Tekil Mesaj gösterimi
Alt 09 Ocak 2014, 19:30   Mesaj No:2

Medine-web

Medineweb Site Yöneticisi
Medine-web - ait Kullanıcı Resmi (Avatar)
Durumu:Medine-web isimli Üye şimdilik offline konumundadır
Medine No : 1
Üyelik T.: 14Haziran 2007
Arkadaşları:7
Cinsiyet:Erkek
Yaş:49
Mesaj: 2.988
Konular: 339
Beğenildi:1173
Beğendi:346
Takdirleri:7784
Takdir Et:
Konu Bu  Üyemize Aittir!
Standart Cevap: ANKARA İLİTAM İslam Tarihi ve Medeniyeti Ders Özetleri 1.2.3.4.5 Üniteler

ÜNİTE: 2 ABBASÎLER - BAĞLI VE KOMŞU DEVLETLER


(Doç.Dr. Hasan KURT)
1. Abbasî Devleti’nin Kuruluşu (750-1258)

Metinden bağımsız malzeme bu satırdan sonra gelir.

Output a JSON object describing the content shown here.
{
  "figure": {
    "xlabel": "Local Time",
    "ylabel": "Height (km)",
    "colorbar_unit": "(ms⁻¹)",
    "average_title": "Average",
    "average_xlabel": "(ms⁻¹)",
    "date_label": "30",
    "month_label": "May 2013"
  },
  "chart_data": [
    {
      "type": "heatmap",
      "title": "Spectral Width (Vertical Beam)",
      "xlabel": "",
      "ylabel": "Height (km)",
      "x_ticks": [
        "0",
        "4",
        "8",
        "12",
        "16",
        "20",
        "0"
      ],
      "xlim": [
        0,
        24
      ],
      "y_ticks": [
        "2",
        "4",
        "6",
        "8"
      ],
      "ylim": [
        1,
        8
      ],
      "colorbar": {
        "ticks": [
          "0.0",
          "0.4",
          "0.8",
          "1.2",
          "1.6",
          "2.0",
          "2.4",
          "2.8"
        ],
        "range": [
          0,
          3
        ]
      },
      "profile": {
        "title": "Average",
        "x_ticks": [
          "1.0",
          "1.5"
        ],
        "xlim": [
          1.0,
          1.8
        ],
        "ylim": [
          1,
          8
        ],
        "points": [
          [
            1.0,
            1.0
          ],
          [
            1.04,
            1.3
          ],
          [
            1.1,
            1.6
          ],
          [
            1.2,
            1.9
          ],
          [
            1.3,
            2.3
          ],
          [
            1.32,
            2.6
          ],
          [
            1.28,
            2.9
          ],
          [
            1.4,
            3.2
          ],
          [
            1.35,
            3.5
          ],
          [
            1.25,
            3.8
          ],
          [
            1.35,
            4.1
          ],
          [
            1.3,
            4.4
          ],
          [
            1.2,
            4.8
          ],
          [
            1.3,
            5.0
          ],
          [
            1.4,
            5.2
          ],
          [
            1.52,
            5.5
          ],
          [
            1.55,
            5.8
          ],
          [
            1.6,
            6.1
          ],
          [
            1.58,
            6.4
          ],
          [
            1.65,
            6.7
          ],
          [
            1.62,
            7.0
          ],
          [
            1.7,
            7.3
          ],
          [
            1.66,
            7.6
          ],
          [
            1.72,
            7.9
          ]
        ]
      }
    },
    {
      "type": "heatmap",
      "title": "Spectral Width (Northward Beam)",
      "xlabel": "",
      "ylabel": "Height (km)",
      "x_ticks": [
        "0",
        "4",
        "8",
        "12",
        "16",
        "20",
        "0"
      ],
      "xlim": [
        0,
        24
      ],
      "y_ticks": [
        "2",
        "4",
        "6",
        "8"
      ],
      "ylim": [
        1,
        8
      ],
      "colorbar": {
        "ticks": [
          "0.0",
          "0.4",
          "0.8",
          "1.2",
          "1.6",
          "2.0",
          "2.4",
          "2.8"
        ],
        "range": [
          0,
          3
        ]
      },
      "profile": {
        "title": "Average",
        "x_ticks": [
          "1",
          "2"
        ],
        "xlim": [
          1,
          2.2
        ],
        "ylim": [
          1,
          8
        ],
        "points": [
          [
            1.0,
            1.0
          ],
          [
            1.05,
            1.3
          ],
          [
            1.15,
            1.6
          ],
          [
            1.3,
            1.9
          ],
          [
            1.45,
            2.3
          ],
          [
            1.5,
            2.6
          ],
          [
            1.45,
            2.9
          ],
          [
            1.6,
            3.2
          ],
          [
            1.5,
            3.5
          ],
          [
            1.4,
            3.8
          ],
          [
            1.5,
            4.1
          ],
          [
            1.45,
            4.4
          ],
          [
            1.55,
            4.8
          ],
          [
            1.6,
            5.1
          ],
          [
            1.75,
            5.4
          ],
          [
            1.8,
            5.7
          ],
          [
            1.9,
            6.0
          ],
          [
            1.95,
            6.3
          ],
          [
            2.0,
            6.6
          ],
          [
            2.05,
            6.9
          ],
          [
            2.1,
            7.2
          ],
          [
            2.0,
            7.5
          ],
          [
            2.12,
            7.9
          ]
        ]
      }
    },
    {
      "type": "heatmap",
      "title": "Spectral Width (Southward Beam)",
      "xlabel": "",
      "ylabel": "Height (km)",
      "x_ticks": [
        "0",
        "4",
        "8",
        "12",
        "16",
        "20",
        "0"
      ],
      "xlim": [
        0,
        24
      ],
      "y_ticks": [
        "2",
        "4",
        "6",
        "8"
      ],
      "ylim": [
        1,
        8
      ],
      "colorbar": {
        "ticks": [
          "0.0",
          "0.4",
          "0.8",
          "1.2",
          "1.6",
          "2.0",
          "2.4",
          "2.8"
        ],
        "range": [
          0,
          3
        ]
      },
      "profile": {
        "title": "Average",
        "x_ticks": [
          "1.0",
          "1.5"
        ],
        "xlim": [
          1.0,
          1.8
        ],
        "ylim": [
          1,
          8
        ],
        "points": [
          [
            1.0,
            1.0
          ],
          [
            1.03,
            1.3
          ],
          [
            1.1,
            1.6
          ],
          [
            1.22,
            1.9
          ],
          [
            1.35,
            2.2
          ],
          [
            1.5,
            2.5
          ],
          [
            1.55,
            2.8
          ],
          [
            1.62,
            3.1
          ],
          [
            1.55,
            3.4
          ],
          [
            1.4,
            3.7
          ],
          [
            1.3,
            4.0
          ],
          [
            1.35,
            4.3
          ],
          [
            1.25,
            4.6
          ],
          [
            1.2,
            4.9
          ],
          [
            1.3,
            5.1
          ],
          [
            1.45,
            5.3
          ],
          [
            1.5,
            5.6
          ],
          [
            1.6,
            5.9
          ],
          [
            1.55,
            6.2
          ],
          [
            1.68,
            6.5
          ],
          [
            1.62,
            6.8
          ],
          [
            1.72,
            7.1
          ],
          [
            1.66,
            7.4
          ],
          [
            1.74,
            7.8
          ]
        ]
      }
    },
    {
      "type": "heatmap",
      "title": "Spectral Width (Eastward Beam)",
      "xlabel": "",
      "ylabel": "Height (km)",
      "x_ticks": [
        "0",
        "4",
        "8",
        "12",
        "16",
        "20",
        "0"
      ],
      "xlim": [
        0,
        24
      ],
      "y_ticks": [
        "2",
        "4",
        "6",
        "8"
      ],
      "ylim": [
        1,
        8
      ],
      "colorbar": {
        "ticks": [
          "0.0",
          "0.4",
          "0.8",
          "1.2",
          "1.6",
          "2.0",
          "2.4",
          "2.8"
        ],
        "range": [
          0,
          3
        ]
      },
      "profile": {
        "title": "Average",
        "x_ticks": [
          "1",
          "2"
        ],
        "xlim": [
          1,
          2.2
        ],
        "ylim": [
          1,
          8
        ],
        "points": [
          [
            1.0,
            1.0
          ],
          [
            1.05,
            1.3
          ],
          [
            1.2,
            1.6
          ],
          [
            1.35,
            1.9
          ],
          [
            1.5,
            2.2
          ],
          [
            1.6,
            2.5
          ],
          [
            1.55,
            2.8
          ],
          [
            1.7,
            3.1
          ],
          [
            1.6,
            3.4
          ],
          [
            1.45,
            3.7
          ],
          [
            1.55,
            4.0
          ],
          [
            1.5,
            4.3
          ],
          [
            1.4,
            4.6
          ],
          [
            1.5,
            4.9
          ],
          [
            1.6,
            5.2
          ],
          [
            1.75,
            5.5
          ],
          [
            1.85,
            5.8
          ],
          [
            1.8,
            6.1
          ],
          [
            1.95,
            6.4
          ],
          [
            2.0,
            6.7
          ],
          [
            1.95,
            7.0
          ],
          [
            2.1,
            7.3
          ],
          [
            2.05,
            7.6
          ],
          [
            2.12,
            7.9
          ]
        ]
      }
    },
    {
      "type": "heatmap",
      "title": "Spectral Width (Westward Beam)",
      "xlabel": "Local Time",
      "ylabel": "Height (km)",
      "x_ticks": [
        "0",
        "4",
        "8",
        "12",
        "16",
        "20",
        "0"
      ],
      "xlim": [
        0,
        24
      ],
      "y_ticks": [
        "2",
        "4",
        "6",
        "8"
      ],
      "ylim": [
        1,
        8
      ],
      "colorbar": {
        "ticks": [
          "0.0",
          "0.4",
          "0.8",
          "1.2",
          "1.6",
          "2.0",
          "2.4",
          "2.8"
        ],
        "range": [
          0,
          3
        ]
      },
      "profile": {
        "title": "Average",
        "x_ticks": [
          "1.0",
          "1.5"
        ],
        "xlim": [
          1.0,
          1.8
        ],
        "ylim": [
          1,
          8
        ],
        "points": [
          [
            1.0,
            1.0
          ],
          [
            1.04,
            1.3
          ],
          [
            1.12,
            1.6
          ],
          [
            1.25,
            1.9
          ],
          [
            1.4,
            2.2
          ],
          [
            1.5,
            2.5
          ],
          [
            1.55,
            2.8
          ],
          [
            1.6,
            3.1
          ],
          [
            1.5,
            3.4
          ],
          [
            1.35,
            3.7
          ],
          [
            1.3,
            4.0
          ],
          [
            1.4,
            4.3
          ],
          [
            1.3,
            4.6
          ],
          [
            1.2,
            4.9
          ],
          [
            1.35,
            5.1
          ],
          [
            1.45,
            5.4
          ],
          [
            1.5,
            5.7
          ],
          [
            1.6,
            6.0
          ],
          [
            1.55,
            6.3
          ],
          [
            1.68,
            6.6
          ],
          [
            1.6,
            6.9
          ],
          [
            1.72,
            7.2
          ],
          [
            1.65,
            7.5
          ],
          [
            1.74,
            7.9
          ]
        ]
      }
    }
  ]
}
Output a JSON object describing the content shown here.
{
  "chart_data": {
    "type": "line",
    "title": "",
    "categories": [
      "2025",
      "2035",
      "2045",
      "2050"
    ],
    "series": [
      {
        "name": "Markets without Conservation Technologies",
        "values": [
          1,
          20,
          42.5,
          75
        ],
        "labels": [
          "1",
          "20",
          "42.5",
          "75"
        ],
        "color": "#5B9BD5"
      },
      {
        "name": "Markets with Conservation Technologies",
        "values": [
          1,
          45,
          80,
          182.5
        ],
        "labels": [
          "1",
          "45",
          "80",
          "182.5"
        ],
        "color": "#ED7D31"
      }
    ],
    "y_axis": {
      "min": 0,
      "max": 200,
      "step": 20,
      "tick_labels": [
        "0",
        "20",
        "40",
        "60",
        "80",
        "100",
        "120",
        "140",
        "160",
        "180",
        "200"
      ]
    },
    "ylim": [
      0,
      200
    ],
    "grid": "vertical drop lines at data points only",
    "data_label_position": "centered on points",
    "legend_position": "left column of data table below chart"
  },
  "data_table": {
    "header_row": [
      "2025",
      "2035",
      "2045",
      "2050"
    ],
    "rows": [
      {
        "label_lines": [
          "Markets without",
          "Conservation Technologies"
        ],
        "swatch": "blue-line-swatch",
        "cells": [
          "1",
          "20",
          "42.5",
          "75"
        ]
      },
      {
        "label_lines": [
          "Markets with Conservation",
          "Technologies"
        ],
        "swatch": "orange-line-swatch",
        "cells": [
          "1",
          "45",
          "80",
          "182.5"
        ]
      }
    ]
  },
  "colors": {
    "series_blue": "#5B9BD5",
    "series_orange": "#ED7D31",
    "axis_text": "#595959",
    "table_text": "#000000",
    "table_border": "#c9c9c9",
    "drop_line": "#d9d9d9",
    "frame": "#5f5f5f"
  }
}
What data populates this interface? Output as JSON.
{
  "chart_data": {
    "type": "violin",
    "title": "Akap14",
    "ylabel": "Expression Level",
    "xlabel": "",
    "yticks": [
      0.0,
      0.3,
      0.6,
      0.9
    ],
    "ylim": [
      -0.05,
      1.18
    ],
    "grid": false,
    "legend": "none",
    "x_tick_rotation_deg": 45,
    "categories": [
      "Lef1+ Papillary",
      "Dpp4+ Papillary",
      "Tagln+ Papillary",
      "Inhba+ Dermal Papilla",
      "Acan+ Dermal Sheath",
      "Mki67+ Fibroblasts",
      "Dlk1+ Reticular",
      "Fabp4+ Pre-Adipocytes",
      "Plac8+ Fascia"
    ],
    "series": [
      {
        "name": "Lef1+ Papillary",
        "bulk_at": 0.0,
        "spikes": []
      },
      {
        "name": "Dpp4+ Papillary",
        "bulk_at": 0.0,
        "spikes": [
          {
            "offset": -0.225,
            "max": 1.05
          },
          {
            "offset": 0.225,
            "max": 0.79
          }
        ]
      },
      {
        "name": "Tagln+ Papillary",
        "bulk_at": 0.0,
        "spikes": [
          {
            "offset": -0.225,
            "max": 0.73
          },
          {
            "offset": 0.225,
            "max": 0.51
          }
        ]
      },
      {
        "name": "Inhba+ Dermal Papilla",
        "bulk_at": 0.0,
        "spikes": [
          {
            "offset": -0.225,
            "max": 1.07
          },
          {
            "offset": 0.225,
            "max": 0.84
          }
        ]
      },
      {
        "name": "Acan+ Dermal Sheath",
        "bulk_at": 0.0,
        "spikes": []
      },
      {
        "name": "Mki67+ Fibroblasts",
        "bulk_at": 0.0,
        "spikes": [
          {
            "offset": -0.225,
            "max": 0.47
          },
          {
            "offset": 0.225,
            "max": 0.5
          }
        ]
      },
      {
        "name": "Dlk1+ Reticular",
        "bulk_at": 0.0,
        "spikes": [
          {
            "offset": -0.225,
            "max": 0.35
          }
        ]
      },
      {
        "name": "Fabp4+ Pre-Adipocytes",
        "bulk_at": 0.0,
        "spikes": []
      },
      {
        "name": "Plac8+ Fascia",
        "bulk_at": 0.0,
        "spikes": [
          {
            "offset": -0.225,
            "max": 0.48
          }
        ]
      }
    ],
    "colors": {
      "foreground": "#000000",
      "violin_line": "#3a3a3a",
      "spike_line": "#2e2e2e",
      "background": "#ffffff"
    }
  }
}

Abbasiler, 1258’de gerçekleşen Moğol istilasına kadar Irak merkezli bir devlet kurmuşlardır. Ancak 1261den 1517’ye kadar Mısır’da siyasi varlıklarını sürdürmeye çalışmışlardır.
Adlarını Hz. Muhammed’in amcası Abbas b. Abdülmuttalib’ten alan Abbasîler, Horasan’da etkili olan Şiîler ile işbirliği yaptılar. Hep birlikte Hz. Muhammed’in yakınları sıfatını kullanarak ihtilal hazırlıklarını yürüttüler.
Şiîlerin büyük bölümünün liderliğini yapan Hz. Ali’nin torunu Ebû Haşim, 716 yılında ölmeden önce imameti Abbasîlerden Muhammed b. Ali’ye, o da 747 de ölümünden önce oğlu İbrahim b. Muhammed’e bıraktı. İbrahim b. Muhammed, Ebû Müslim el-Horasanî aracılığıyla Horasan’da örgütlenerek ihtilal hareketini başlattı. Bu sırada İbrahim b. Muhammed’in Emevîler tarafından tutuklanması üzerine onun yerine kardeşi Ebu’l-Abbas geçti.
750 yılında Emevî Halifesi Mervan b. Muhammed’in Yukarı Mısır’da Bûsîr denilen yerde yenilgiye uğratılıp ortadan kaldırılmasıyla Emevî Devletitarihe karıştı.
Bu gelişmeler olurken diğer yandan da ihtilâl hareketinin önde geleni ve Şiî eğilimli Ebû Seleme, Ebû Müslim kuvvetlerince öldürüldü. Böylece Şiîlerle Abbasîler arasındaki ilk ayrılık ortaya çıkmış oldu.
Emevîlerle birlikte İslâm dünyasında Arap etnik temeline dayalı devlet anlayışı da yıkıldı. Bunun yerine etnik temelin ötesinde çeşitli çıkar gruplarının birleşmesine dayanan bir yapı kuruldu.
Abbasîlerin iktidara gelmesiyle yönetim merkezi Suriye’den Irak’a geçti. Sırasıyla Haşimiye, Enbâr, Bağdat ve Samarra Abbasîlerin başkenti oldu. Bunlar arasında etkisi diğerlerine göre daha kalıcı ve büyük olan Bağdat’tı.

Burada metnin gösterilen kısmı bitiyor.